I know a lot of those folks - it wasn't high taxes that drove them away (talk about high taxes to somebody starting a business in California or Massachusetts) - it was a very conservative venture capital, banking and legal community that wouldn't invest in anything other then "iron and steel" - and Pete Flaherty who would not do the missionary work to keep those businesses here. Lawrence and Caliguiri and even Sophie fought that battle -- but not Pete.
And Pete's "get tough on the colleges and universities and hospitals because they're just taking property off of the tax rolls for college soirees" was so much bull crap to please the guys at Chiodo's.
As to Duquesne, Pitt, UPMC, CMU, and Carlow - Pete never extended any help for their own expansion plans. Old time steel workers can criticize the universities for "too much tax exempt property" but, as John Kerry adviser and CMU Professor Richard L. Florida wrote -- they are the only engines of economic growth left in Pittsburgh.

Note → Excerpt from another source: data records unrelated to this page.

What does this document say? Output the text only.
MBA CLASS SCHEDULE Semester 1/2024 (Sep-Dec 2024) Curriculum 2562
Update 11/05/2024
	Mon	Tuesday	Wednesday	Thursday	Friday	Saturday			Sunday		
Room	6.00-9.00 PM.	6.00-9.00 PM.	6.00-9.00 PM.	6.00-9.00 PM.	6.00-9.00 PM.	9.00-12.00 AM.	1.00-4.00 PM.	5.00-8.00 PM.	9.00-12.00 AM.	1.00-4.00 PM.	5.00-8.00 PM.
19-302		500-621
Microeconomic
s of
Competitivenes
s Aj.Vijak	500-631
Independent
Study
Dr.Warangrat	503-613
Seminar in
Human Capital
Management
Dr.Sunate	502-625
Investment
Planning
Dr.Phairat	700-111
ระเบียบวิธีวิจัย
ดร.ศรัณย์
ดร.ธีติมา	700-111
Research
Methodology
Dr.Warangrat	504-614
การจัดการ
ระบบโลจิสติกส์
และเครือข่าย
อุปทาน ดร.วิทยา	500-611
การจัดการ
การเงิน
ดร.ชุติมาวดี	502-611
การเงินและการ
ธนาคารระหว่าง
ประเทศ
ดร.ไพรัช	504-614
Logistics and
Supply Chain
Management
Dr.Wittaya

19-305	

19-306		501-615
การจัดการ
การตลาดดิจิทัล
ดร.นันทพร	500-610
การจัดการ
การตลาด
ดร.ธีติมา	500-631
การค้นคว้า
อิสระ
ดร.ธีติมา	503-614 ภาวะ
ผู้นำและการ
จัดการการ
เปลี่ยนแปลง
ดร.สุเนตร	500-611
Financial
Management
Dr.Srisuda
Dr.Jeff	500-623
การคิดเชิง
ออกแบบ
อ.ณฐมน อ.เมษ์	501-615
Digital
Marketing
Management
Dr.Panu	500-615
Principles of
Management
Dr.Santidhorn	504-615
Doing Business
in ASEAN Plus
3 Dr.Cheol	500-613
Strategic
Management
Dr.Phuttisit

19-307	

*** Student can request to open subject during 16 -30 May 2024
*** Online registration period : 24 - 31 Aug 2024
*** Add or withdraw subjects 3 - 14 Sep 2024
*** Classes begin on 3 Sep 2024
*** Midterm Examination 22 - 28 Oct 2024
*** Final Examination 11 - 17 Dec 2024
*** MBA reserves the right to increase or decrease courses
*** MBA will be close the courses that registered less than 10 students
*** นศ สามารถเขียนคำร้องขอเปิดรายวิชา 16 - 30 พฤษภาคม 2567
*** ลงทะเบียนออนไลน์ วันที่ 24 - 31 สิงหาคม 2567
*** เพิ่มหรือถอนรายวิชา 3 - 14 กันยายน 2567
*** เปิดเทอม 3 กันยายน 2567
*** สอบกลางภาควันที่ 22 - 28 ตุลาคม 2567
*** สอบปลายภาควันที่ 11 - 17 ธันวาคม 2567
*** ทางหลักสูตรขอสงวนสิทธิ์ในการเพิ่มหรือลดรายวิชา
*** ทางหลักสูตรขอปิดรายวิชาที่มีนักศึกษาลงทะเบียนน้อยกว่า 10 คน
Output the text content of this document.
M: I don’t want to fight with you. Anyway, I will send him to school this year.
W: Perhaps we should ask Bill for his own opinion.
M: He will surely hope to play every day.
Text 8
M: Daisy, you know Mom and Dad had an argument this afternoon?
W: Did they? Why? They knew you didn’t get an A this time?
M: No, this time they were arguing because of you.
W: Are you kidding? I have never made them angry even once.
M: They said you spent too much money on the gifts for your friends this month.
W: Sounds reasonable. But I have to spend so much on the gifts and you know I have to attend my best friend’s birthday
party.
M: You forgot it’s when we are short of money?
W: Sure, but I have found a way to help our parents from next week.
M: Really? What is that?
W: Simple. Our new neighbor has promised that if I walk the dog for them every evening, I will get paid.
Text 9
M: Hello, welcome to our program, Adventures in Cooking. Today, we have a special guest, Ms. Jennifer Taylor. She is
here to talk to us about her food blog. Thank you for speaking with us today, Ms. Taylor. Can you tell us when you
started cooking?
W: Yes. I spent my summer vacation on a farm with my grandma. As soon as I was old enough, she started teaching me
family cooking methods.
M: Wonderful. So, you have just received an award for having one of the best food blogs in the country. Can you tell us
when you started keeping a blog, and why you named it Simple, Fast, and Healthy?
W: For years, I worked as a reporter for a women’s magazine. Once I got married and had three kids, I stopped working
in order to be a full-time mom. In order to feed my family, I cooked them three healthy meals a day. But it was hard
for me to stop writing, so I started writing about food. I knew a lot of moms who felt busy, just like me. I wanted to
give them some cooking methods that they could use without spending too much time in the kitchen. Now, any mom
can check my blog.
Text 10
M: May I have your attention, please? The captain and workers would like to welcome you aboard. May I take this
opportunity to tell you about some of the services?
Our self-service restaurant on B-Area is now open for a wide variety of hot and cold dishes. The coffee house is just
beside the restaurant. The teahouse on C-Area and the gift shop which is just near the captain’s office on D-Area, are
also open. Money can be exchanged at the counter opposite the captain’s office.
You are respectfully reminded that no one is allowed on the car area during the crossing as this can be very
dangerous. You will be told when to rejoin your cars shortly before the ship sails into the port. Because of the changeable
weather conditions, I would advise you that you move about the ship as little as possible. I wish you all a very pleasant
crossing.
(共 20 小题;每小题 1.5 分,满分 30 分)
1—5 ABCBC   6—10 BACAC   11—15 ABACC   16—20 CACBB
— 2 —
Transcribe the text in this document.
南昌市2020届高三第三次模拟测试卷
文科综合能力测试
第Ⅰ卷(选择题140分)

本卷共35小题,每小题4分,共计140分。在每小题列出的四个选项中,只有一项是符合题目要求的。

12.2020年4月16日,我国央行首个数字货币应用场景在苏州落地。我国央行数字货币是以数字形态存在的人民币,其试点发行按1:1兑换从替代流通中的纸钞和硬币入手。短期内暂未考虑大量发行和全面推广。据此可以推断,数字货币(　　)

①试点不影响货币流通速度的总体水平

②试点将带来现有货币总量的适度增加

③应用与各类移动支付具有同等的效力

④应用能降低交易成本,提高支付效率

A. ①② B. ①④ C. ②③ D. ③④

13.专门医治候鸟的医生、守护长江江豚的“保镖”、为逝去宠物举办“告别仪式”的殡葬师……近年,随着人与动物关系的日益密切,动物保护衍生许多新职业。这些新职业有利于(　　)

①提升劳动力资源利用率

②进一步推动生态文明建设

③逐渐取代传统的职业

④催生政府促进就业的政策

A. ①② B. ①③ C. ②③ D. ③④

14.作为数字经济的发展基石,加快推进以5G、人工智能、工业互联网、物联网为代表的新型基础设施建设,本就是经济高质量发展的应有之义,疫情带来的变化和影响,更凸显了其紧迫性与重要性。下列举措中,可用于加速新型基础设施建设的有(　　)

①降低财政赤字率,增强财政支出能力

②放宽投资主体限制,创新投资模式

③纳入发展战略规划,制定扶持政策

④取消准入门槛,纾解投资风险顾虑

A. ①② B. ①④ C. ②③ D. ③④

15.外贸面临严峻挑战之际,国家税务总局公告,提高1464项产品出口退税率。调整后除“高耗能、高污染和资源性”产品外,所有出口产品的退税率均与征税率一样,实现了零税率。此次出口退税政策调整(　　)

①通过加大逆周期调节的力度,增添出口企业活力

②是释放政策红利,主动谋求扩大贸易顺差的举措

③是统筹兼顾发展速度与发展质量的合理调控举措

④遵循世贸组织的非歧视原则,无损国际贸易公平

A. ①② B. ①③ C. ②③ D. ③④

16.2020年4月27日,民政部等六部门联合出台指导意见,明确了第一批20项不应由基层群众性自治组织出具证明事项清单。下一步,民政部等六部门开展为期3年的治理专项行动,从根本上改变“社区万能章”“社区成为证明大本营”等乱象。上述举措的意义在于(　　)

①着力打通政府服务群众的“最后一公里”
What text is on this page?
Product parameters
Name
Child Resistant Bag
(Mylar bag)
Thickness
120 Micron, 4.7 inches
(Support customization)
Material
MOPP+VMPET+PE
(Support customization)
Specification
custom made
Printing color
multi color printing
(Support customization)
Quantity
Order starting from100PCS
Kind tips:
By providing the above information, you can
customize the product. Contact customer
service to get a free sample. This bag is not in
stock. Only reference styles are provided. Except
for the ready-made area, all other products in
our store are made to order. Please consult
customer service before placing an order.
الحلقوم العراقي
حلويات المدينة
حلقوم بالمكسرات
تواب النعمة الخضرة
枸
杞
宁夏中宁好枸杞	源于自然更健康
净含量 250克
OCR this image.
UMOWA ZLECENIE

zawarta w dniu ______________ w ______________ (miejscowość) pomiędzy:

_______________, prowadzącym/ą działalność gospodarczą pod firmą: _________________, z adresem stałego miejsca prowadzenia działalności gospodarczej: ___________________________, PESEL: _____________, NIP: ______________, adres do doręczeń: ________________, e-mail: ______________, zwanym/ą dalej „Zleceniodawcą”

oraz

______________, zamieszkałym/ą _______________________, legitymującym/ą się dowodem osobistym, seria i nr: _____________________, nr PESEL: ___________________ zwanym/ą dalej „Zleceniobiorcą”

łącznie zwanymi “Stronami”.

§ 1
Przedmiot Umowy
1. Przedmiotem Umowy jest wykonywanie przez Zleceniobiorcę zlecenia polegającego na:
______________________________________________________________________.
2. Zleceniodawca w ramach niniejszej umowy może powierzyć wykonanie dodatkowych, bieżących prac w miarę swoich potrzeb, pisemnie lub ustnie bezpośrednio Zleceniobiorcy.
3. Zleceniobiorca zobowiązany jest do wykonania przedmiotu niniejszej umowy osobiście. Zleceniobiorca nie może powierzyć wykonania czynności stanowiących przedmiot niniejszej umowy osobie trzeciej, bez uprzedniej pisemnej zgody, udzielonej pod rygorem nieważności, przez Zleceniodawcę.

Good Richard Florida reads are--
1. The Rise of the Creative Class: And How It's Transforming Work, Leisure, Community and Everyday Life by Richard Florida,
2. Cities and the Creative Class by Richard Florida
3. The Flight of the Creative Class: Why America is Losing the Competition for Talent. . . and What We Can Do to Win Prosperity Back by Richard Florida
Pittsburgh's best days are behind it now - and Pete is not blameless.